Well, Joe couldn’t really go back to Russia after this, so he ended up working with British Intelligence, helping the proto-SOE help run badass undercover spy rings in Southern Russia and Romania.  His agents spied on the Germans, the Bolsheviks, and others, relaying crucial intel back to London about that the Enemies of Democracy.  His crowning achievement was when he personally negotiated the release of 50 Romanian nobles who had been taken prison by Bolsheviks in Odessa – his role in freeing these high-ranking Romanians without bloodshed earned him the Star of Romania, the country’s highest honor.  He became a national hero, and was declared by the King to be a “Saviour of Romania”.

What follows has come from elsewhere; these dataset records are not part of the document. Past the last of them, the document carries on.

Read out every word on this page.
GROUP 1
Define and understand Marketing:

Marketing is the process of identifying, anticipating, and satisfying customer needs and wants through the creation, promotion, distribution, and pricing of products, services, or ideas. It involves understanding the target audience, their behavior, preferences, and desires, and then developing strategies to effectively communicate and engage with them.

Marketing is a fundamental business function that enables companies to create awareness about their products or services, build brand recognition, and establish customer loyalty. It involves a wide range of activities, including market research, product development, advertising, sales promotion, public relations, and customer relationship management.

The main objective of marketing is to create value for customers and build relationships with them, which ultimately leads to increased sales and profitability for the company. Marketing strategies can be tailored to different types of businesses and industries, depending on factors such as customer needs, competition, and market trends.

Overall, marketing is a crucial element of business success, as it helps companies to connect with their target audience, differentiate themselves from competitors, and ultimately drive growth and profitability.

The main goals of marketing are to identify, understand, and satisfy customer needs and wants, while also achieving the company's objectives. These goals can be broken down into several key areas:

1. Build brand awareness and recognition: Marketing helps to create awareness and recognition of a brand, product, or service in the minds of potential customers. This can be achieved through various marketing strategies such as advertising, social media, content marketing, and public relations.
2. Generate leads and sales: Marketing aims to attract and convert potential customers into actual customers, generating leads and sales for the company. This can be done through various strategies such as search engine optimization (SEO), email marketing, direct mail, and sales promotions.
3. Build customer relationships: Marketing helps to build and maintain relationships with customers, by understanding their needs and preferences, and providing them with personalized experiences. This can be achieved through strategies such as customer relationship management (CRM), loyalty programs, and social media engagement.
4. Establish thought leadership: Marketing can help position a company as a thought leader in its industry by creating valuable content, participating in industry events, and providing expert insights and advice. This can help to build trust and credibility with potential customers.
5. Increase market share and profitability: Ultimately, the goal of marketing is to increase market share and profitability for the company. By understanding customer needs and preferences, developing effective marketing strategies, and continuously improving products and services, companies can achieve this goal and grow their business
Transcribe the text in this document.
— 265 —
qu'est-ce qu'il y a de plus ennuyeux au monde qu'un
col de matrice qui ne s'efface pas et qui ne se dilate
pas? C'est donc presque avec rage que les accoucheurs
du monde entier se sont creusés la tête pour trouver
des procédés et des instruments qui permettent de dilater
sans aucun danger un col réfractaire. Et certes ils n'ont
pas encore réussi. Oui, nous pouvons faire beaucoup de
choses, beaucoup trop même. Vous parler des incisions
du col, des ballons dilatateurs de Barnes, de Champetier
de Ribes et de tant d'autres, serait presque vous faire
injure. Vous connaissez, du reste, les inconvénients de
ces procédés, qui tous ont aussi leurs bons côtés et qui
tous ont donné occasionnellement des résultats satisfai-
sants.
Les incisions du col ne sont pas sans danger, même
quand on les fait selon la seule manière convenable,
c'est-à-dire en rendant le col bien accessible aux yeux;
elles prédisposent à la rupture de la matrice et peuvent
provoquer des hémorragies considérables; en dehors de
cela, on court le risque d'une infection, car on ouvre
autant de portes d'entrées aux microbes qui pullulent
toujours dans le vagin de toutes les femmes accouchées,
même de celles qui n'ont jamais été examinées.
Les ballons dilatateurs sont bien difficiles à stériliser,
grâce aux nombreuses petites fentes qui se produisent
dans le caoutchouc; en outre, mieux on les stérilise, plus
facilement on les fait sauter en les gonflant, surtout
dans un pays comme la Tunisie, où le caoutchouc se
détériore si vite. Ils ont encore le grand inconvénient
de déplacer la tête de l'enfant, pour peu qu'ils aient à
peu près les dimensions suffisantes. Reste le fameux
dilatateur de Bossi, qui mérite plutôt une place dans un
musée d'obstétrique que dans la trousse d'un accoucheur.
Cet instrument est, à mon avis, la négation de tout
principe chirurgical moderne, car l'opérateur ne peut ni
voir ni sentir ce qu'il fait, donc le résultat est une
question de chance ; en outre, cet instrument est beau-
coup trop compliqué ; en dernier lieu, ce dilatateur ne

Klondike Joe Boyle attended the 1919 Paris Peace Conference that ended World War I, and after the war he personally secured and oversaw the distribution of nearly $25 million in humanitarian aid to the people of Romania.  He was awarded the Star of Romania, the British Distinguished Service Order, the Russian Order of St. Stanislaw, and the French Croix de Guerre for his service during the war.  He died in England in 1923 at the age of 58.

Every year, on the anniversary of his death, a woman dressed in all black would appear at his gravesite and leave a handful of flowers.  This woman was seen every year from his death until 1938, which is the same year that Queen Marie of Romania passed away.